Laurent exprime sa difficulté à répondre à un sujet aussi vaste. Pour lui, toutes les forêts ne sont pas en excellente santé, la faute selon lui en bonne partie à l’humain et sa spéculation immobilière. Il dénonce, gentiment mais fermement, la privatisation forestière, avec un petit nombre de privilégiés qui se constituent des petits paradis forestiers ou s’en fabriquent, puis les gèrent à leur manière, rendant inefficace les politiques publiques en la matière. Quoi qu’il en soit, pour lui les changements climatiques vont faire disparaître beaucoup d’essences qui n’y sont pas préparées ou qui n’ont pas leur place dans certains milieux (en France par exemple). Il anticipe un grand remaniement naturel qui se profile à l’horizon.
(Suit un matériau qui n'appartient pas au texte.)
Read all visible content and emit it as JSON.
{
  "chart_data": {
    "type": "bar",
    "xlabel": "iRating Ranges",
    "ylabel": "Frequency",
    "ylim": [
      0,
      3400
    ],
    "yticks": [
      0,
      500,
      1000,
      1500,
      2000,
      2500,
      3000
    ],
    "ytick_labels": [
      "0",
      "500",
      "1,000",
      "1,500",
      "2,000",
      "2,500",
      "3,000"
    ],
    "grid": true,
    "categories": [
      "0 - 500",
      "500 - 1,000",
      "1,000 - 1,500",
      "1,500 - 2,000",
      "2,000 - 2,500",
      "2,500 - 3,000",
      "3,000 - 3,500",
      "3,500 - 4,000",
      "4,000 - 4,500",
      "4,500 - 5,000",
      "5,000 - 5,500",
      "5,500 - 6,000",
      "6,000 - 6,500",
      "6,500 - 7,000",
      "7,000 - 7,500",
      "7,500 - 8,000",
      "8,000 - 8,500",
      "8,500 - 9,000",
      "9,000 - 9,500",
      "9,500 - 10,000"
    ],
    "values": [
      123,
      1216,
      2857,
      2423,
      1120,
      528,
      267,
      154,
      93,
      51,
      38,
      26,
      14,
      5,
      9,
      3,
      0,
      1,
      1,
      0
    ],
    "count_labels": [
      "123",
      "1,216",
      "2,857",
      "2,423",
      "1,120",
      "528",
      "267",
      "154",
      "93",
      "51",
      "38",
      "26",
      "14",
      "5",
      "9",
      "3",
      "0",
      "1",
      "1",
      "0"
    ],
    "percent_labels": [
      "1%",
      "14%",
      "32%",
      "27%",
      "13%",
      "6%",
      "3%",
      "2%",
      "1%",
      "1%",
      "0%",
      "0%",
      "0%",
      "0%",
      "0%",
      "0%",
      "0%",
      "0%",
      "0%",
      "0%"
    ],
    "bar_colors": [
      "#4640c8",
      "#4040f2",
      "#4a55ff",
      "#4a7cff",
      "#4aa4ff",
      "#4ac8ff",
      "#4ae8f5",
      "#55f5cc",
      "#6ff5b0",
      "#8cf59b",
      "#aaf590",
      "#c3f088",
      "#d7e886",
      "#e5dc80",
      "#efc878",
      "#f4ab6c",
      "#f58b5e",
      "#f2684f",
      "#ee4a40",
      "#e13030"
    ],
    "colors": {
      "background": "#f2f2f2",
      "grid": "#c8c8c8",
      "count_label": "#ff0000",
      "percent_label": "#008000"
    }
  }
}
J’ai posé cette question à Sébastien, notre écologue attitré et grand répondeur de questions devant l’éternel. Il débute par quelques chiffres pour recentrer le débat. « La forêt en France, représente près d’un tiers du territoire soit environ 17 millions d’hectares et cette surface est en expansion. En effet, historiquement la forêt représentait la quasi-totalité du territoire mais l’agriculture et l’exploitation forestière pour la construction navale et les industries ont considérablement diminué sa surface au cours des derniers siècles. Ce n’est que depuis les années 1800 que sa surface a augmenté puisqu’elle était d’environ 10 millions d’hectares en 1830 et de 14 millions en 1985. C’est le 4ème pays européen en termes de surface (10% de la surface boisée européenne). On y recense 136 essences différentes dont l’espèce emblématique est le chêne.

Malgré cette bonne santé apparente, cette forêt est menacée par plusieurs facteurs. Les premiers sont les maladies souvent causées par des insectes ou champignons introduits accidentellement (Laurent du GNSA répond la même chose), par exemple la chalarose du frêne. L’autre menace est bien sûr le réchauffement climatique et notamment les épisodes de sécheresse. Une année sèche en soit ne pose pas tellement de problème, les arbres vont être affaiblis mais sans qu’il n’y ait de mortalité cependant la répétition de ces événements est bien plus problématique et un phénomène de mortalité de plusieurs essences s’accentue dans des proportions jamais connues jusqu’à maintenant ».

Au sujet de ces maladies et parasites, Hugo n’a pas assisté à des choses franchement alarmantes pendant son expérience professionnelle. C’est le lot de tout espace naturel explique-t-il, et sur notre territoire il estime qu’il y a plein de mesures mises en place pour diminuer au mieux leur impact.

Comme vous le voyez, j’ai laissé les réponses entières bien qu’elles soient un peu répétitives, pour vous montrer que cet avis est partagé par la totalité de nos intervenants. La modification de la stabilité climatique terrestre, causée par les activités humaines, est dénoncée par tous comme étant la cause première du mal-être floristique de notre planète. Si vous en doutiez, vous voilà renseigné à ce sujet.

3- Abattage :

On dit que dans le monde un terrain de foot disparaît chaque minute, comment comprendre ce genre de phrases choc ? En France c’est comment ? Certaines associations dénoncent les abattages jugés « illégaux » en ville par exemple, cela doit aussi arriver à la campagne. Si vous avez un avis je suis tout ouïe !

Forcément, parler d’abattage à trois membres du GNSA, c’est un peu comme demander à un anti-chasse son avis sur le tannage à la cervelle d’une peau de biche, cela les rend soudainement très bavard, voyons un peu.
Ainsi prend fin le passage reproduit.